In 2022, the Trust supported Pullens in undertaking a darkroom research tour of Europe, visiting a range of professional, commercial and community facilities across London, Brussels, and Stuttgart and undertaking a residency at recom ART Berlin.

Pullens’ ambition was two-fold; to advance her darkroom practice, and to use the techniques, processes, and knowledge of analogue photographic printing and successful darkroom operations in establishing an open-access colour darkroom in Melbourne.

A year on from her grant project, Pullens reflects on the experience. “The grant allowed me to deepen my technical understanding of the darkroom process and engage with masters of the medium.”

“This training led to a personal artistic project of documenting the process of large image making using heat-sensitive cameras and producing large-scale photographic works.”

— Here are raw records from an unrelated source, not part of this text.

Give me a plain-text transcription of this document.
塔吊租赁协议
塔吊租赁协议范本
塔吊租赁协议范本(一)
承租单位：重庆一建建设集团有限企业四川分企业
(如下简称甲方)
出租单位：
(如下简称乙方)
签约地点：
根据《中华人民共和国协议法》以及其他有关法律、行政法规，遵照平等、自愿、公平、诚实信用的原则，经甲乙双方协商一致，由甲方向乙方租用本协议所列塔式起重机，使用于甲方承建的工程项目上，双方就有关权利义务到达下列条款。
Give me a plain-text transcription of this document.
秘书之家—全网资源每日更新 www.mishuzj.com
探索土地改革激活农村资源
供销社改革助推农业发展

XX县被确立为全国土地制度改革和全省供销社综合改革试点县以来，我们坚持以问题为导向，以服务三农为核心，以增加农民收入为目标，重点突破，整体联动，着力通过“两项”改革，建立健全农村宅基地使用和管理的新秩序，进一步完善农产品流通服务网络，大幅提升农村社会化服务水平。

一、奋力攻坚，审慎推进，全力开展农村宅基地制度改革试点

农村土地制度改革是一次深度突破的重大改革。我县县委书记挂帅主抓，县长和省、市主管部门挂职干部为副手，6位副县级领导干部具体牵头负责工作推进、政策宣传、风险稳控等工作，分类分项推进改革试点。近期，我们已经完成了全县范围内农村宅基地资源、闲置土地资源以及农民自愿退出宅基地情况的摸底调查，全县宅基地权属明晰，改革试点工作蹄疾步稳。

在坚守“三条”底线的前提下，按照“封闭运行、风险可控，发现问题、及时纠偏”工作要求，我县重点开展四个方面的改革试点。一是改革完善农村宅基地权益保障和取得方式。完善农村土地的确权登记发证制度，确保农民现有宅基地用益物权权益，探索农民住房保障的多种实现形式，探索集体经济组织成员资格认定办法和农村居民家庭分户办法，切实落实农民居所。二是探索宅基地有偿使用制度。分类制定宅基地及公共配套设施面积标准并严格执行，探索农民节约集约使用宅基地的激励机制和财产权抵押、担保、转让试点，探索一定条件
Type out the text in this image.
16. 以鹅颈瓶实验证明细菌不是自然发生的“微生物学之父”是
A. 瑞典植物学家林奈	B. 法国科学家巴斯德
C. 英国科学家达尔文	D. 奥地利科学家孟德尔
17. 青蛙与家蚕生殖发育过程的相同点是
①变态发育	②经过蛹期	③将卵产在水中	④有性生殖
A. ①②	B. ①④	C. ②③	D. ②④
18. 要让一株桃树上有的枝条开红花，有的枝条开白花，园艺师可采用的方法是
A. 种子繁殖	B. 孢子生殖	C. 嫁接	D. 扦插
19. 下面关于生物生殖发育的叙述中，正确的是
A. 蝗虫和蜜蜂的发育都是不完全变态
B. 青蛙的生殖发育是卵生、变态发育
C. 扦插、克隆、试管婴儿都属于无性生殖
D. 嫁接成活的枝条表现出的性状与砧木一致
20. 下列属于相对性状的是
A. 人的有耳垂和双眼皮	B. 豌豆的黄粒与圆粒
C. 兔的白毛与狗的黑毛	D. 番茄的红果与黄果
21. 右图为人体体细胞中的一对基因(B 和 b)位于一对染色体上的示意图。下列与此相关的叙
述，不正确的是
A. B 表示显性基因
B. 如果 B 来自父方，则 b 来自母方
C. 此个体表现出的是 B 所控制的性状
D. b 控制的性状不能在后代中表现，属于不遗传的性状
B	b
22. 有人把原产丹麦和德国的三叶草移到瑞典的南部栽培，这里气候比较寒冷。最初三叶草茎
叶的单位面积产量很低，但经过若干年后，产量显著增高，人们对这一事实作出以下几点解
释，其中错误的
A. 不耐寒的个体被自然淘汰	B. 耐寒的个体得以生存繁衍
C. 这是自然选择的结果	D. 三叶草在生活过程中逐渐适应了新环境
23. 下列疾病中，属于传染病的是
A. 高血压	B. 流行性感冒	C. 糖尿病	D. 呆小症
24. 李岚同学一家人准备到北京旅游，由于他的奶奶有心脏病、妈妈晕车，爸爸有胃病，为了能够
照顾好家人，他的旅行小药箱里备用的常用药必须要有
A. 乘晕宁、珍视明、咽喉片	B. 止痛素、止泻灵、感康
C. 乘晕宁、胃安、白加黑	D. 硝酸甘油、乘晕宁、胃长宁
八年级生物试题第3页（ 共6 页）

Pullens’ large-scale works, developed at recom ART Berlin, were exhibited in ‘The pleasure was all mine’ at ResArtis, Melbourne. The research project also led to the establishment of Wetlab, which will be a creative space for photographic artists to experiment with the medium of C-type printing through large-scale facilities.

Wetlab’s Melbourne premises are currently under construction to accommodate specialised photographic equipment; significant considerations include ventilation and temperature control. Wetlab will host the largest publicly accessible C-type printing machine in Australia and the only open-access colour darkroom in Melbourne.

“The funding from The Ian Potter Cultural Trust has given me the confidence to take the risks and transform a dream into a reality. Wetlab is set to open its doors in 2024."